Et plus ça va, plus j’aime courir à la campagne, et à la montagne.

Voici le récit de mon deuxième trail (le premier ayant été le trail des Balcons d’Azur dans l’Estérel, version 17 km, en avril dernier).

Debout à 5h30 pour essayer de ne rien oublier et de ne pas s’énerver. Nous avons en effet 1h30 de route pour nous rendre au petit village de Saint-Dalmas Valdeblore, pour le trail de la Colmiane. Ce trail fait 20 km et cumule 1700 m de dénivelé positif. J’ai été prévenue, ce sera dur. Mais je sais que là-haut, ce sera magnifique. Personnellement, c’est ce qui me fait avancer dans ces cas-là.

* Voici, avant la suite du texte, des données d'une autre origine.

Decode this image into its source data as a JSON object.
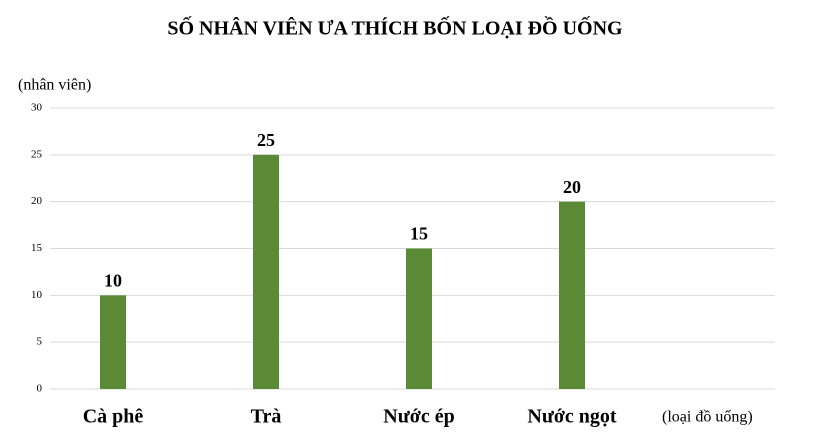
{
  "chart_data": {
    "type": "bar",
    "title": "SỐ NHÂN VIÊN ƯA THÍCH BỐN LOẠI ĐỒ UỐNG",
    "y_label": "(nhân viên)",
    "x_label": "(loại đồ uống)",
    "categories": [
      "Cà phê",
      "Trà",
      "Nước ép",
      "Nước ngọt"
    ],
    "values": [
      10,
      25,
      15,
      20
    ],
    "color": "#5a8a35",
    "ylim": [
      0,
      30
    ],
    "yticks": [
      0,
      5,
      10,
      15,
      20,
      25,
      30
    ],
    "grid": true
  }
}
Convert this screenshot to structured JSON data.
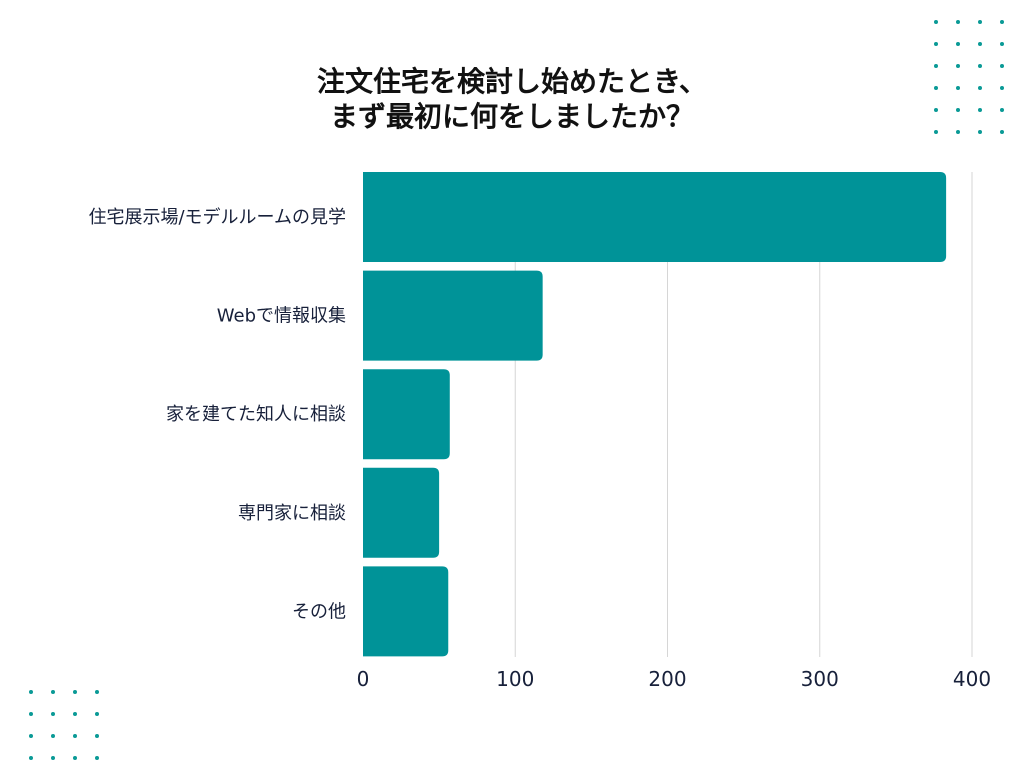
{
  "title_lines": [
    "注文住宅を検討し始めたとき、",
    "まず最初に何をしましたか？"
  ],
  "colors": {
    "bar": "#009398",
    "grid": "#d6d6d6",
    "dots": "#0a9a96",
    "text": "#17203a",
    "title": "#111111"
  },
  "chart_data": {
    "type": "bar",
    "orientation": "horizontal",
    "title": "注文住宅を検討し始めたとき、まず最初に何をしましたか？",
    "categories": [
      "住宅展示場/モデルルームの見学",
      "Webで情報収集",
      "家を建てた知人に相談",
      "専門家に相談",
      "その他"
    ],
    "values": [
      383,
      118,
      57,
      50,
      56
    ],
    "xlim": [
      0,
      400
    ],
    "xticks": [
      0,
      100,
      200,
      300,
      400
    ],
    "grid": true,
    "legend": "none"
  }
}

Nous renonçons à aller voir le départ des Ironmen avant de partir (nous aurions tous les 3 aimé voir ce spectacle assez exceptionnel), et je crois que nous faisons bien. Nous décidons d’y aller ce soir en rentrant.
Nous embarquons le « petit » avec nous, il jouera avec les enfants de nos copains de la Colmiane, dans le pré ou ailleurs !
Sur la route, mon mari me taquine en n’arrêtant pas de dire : « ah t’es contente là, t’es excitée d’aller dans ta montagne ». Je rigole mais je me dis que les trois personnes qui sont montées le vendredi de la semaine d’avant et qui ne sont pas revenues du raid du Mercantour devaient aussi être très heureuses la veille de leur décès…Bref, on n’y peut rien.
Sur place, il y a deux courses, le trail et la course des as, 15 km sur routes et chemins, 200 m de dénivelé je crois. Le tout est gratuit, sauf si on s’inscrit au dernier moment (5 euros). Une copine et un collègue feront le 15km. Le mari de la copine, le Colmianais, part sur le trail avec nous. Et oui, mon jules a décidé de faire le trail. Il n’est pas en super forme, il ne sait pas, il ne réalise pas que ça va être dur, je lui dis qu’il ferait peut-être mieux de choisir le 15 bornes, mais non, il y va, avec son petit porte-bidon que je l’ai obligé à prendre.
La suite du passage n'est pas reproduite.